Feed Efficiency at Curlew Fields Farm, Yorkshire

I recently went on a trip down the Berkshire in October, where I was given the opportunity to present at the EuroDairy Feed Efficiency Workshop. The workshop brought dairy farmers from across Europe together to think about feed efficiency and why it’s important.

At Curlew Fields Farm in North Yorkshire, feed efficiency is a central concern in everything we do. To me, it is very important to manage feed efficiency correctly; my moto is ‘Do our best with everything’ and if you look after the small issues, the bigger ones will look after themselves. Attention to detail can make a huge difference.

Here are my top tips from my farm practice at home to improving feed efficiency:

1) Base your business performance on profit/cow.
2) You can achieve results by producing high-quality home-grown forage, maintaining the highest possible level of animal health and providing excellence cow comfort.
3) Maximise herd lying time, so cows have as much rest time as possible.
4) At Curlew Fields farm we aim to have 100 per cent of our herd lying down and exercise precise heifer rearing to hit target daily live weight gain.
5) Identify ‘bottlenecks’ in your system first will mean you can remove them first, making your farm more efficient.
6) One way to ensure good results annually is to adapt the maize varieties you grow to make sure that you hit your targets at harvesting.

Maize silage and clamp management at home
Maize silage is an essential crop for our farm, especially in a dry year. We normally expect to hit target yield of 20 tonnes fresh weight per hectare with our crops, but the drought conditions this year have held us back, averaging 42 tonnes fresh weight per hectare.

It is important for us to harvest the maize at 30 per cent DM and starch content to have the best quality forage possible.

We conserve our maize crop in a narrow clamp (6m wide), and try our best to use this clamp in the summer to make sure we go through the face as quick as possible.
Before filling the clamp we use a power wash to clean it out, during harvesting we make sure the clamp is filled quickly and that shoulder sheets and clean fill on top are always used to minimise waste.

On our grass silage fields, we practice a multi-cut system as we find that this keeps us in control. The diet consists of 50:50 grass: maize diet. To reduce pressure on forage stocks this year our young stock will have a diet of straw on concentrate.

We believe that providing the best environment is key for healthy animals, which helps to promote feed efficiency.

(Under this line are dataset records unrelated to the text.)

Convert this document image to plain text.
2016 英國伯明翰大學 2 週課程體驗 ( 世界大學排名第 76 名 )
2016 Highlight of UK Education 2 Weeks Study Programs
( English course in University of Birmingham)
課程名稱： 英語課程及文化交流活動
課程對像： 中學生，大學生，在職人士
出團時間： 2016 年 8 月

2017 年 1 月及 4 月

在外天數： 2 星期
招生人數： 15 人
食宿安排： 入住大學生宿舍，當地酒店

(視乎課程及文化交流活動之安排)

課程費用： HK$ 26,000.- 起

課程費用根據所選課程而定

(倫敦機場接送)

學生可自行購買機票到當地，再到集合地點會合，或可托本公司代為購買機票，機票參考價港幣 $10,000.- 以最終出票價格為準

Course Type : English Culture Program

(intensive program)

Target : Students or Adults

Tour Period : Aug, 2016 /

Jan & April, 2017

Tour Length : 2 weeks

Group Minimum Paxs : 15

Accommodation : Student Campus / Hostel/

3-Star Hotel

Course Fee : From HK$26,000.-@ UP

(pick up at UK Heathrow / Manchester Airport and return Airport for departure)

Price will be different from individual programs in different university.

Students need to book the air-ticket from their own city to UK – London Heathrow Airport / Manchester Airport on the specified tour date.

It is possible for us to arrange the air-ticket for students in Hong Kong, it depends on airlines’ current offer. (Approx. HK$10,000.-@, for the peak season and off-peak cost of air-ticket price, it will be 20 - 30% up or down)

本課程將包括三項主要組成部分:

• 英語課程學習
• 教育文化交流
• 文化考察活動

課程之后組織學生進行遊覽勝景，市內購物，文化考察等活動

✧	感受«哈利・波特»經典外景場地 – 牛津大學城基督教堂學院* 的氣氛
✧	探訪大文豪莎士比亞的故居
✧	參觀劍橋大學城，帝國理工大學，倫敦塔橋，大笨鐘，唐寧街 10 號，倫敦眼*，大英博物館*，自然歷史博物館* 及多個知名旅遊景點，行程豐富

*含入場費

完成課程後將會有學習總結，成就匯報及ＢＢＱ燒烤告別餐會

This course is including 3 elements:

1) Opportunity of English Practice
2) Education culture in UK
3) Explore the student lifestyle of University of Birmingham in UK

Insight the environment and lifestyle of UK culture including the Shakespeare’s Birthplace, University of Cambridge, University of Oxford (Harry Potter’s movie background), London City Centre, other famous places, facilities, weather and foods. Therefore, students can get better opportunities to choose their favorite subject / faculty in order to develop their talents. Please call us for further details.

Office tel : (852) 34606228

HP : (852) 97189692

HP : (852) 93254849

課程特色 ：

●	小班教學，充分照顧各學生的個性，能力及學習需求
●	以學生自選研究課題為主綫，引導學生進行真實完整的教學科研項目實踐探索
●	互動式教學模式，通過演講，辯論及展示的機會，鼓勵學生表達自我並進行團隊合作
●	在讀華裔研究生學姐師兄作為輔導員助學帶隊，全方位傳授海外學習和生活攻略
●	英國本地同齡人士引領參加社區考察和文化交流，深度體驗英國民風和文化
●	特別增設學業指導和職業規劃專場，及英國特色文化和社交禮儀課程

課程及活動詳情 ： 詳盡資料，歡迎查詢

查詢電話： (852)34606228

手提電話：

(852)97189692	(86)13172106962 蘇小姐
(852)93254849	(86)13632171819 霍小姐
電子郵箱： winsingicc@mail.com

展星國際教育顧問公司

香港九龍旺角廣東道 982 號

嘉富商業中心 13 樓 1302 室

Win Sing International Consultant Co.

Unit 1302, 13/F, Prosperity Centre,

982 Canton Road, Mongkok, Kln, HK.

Following a CowSignals training course, we adopted a few suggestions and now push up six times per day, clean out water troughs regularly, provide outside lounging area and ensure ventilation is optimised.

I also believe that one key factor to improve feed efficiency is to have a disease-free herd. We follow a vaccination programme and are free of BVD. This can really affect efficiency if not managed properly, so we vaccinate to prevent the disease from entering our herd.

The drought this year has had a great effect on dairy farmers across Europe. On our farm, we have seen our milk from forage dropped due to the drought, from 4600 to 4200 litres of milk from forage. We hope to be back up to normal production levels next year.